Bringing Santa to life is a his-and-her thing for this Evansville couple.
Steve became interested in playing the jolly, old elf after reading a December 2005 newspaper article about a Janesville man who received a diploma from a Santa school in Michigan.
By April, Steve was growing a beard.
His wife, Sylvia, also dreamed of bringing joy and laughter to people. She thought she'd like to be a clown.
"Instead of a clown, I'm Mrs. Claus, and we get to do it together," Sylvia said.
Some Santas are lucky to have elves.
Steve said he wouldn't be Santa without his wife.
"She is such an asset to what we do," Steve said.
Mrs. Claus is not a common commodity, so the Kris Kringle couple have become a great marketing tool.
Both Schneebergers have received diplomas from the Michigan Santa school.
For his day job, Steve trims his bushy beard when he travels to foreign embassies for the U.S. Department of Agriculture in Madison.
As Mrs. Claus, Sylvia—she works at the M & I Bank in Evansville—lightens her hair and puts on wire rims, a white hat and bloomers. She carries a basket and wears a lace apron that Steve brought back from Belgium.
Sylvia has room to flesh out her character. Mrs. Claus' first name, for instance, has never been printed in literature. And during the couple's novice year, she was asked what it was.
"I just came up with Crystal Claus," she said.
The couple are getting good at thinking on their feet.
The pair continue to fine-tune their act.
Mrs. Santa keeps the tykes occupied when they get antsy waiting for a turn on Santa's lap. A favorite diversion is a lighted thumb. She tells the children she sneaked out Rudolph's nose.
Her calm voice and grandmotherly presence soothe jittery children who are not all that sure about Santa. Sometimes, a child is more comfortable sitting on Mrs.
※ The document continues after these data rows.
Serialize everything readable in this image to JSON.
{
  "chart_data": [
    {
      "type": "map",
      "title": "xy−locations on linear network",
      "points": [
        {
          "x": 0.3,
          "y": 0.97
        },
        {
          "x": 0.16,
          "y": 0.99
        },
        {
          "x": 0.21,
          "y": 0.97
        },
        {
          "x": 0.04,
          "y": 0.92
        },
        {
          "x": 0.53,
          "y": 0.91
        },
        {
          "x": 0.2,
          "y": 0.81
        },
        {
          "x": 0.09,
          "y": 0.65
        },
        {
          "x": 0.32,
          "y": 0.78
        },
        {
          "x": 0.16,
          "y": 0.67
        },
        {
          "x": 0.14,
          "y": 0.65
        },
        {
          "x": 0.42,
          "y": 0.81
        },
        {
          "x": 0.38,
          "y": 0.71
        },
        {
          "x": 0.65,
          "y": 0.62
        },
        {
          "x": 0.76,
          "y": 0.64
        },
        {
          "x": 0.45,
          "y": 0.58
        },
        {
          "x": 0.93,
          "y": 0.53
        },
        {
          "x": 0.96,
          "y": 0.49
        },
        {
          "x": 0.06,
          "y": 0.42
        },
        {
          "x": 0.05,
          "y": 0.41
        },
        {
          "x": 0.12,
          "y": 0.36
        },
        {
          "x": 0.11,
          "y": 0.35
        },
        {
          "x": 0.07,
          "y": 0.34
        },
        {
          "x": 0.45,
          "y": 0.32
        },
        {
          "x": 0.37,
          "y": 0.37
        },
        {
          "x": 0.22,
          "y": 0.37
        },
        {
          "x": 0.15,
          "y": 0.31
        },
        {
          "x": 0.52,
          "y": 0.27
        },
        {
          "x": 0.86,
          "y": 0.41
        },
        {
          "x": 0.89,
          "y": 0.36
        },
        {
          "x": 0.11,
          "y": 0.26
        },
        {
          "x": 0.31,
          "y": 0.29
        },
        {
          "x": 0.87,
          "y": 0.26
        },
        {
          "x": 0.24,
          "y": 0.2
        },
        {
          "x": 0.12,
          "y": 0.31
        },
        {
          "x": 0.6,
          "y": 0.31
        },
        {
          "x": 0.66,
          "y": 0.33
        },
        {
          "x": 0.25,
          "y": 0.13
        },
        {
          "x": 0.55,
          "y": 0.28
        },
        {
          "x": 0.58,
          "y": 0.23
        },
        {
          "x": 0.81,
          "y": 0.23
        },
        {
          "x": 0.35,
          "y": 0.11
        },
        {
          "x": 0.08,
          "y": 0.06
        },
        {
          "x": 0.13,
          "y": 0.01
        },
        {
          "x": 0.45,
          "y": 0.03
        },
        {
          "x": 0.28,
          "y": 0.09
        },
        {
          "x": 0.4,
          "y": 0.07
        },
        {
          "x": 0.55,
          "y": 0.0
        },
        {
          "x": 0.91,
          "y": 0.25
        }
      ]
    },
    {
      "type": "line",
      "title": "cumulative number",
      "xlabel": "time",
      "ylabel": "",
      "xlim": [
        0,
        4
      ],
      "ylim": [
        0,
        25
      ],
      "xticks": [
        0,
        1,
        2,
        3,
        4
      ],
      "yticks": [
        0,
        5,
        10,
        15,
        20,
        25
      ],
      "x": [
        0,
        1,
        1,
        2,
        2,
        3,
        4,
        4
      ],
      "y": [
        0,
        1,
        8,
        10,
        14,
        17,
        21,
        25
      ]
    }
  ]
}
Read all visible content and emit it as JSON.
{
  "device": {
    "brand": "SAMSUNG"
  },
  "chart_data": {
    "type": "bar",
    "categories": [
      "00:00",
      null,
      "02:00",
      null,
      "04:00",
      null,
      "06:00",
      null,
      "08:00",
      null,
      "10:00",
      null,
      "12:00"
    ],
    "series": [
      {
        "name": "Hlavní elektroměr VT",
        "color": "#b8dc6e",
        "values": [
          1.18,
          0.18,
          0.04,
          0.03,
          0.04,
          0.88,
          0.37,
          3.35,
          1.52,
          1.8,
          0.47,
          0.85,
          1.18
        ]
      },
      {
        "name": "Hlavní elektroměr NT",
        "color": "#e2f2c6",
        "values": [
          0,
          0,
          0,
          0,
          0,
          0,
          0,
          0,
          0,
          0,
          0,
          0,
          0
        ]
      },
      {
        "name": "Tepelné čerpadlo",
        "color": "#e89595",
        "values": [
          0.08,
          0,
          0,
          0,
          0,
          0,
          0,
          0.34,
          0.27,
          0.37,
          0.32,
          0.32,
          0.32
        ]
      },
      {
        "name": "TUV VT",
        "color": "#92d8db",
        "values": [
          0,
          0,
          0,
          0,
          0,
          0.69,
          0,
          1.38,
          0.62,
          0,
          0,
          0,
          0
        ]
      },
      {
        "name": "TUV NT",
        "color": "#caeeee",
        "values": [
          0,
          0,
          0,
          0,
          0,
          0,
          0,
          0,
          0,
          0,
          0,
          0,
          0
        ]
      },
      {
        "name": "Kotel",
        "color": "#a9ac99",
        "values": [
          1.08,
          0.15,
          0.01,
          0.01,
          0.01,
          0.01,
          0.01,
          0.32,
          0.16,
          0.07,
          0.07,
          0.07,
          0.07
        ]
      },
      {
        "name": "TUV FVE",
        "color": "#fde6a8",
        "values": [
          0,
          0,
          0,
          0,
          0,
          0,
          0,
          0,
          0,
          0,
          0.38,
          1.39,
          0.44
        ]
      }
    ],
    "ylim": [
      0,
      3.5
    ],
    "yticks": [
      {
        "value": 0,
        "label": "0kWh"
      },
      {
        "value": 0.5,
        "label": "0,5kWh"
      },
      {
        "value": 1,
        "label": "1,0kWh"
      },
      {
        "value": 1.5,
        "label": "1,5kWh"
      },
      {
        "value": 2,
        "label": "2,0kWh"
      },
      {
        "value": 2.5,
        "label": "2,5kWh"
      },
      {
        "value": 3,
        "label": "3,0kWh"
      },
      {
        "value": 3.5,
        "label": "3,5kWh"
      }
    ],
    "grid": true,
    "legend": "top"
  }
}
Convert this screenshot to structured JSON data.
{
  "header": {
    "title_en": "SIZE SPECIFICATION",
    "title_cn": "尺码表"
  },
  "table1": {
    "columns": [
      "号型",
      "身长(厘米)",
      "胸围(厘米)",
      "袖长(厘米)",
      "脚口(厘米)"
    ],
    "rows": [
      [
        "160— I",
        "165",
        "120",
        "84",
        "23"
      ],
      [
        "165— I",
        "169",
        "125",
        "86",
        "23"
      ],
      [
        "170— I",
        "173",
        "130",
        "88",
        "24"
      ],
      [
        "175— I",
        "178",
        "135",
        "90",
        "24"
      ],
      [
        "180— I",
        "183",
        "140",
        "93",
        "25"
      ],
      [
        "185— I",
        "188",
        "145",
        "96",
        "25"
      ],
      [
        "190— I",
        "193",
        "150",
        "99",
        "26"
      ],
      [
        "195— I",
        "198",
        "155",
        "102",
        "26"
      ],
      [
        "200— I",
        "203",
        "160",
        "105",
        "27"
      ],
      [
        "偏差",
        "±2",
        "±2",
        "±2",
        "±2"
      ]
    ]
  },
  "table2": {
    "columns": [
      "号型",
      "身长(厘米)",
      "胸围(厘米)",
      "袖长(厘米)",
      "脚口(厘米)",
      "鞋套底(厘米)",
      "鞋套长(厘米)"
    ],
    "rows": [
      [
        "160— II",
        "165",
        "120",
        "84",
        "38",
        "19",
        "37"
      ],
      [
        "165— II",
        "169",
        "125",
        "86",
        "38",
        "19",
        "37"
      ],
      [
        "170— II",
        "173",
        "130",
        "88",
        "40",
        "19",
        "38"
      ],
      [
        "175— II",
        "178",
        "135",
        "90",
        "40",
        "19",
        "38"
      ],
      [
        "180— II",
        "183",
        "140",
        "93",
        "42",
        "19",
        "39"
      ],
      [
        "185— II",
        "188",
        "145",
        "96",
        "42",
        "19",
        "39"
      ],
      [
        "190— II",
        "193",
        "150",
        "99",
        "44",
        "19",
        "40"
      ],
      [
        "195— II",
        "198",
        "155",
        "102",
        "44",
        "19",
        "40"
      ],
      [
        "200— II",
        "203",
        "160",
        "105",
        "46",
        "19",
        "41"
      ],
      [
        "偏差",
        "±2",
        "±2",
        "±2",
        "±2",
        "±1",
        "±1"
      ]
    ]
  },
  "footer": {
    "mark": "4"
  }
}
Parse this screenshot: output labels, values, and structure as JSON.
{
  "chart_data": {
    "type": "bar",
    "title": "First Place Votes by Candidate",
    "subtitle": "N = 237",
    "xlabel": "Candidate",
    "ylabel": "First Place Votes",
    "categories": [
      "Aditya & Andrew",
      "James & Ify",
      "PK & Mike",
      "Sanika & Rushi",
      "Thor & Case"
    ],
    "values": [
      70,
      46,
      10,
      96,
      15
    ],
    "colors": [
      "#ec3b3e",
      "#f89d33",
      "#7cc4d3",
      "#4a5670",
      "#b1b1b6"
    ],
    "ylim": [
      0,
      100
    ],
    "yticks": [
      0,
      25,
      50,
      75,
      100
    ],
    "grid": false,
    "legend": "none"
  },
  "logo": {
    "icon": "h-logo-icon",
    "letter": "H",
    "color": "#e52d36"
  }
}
Claus' lap, and Santa will slip behind them for the requisite picture.
The couple have discovered that children are very interested in the reindeer, and the animals' whereabouts is the most-asked question.
They answer that the reindeer have magical powers only one night a year. Otherwise, Mr. and Mrs. Claus are left to hoof it in a vehicle.
This time of year, Steve usually wears red. With his bleached beard, flannel shirt and suspenders, he looks just like an off-duty Santa.
So, he carries a card for youngsters he sees pondering his true identity.
The card has a picture of himself in costume with his index finger to his lips. It reads, "Shhhhh … You just met Santa."
"Their faces, their eyes—they just glow," Steve said.
Once, in a Madison restaurant, a young boy at a nearby table kept leaning around his dad to stare at Steve.
"I finished my lunch, took my tray up and was throwing the garbage away," Steve said. "He (the boy) looked up, and all he said was, 'Where's your reindeer?'"
The couple take care not to wear red around their own young grandchildren to keep the myth alive for them, too.
The couple enjoy dispensing holiday joy.
"It brings joy to my heart that I'm doing this," Steve said. "We like to make people smile … and Santa always does that."
"Just bringing the spirit of Christmas into people's lives with Santa and Mrs. Claus keeps us going," Sylvia said.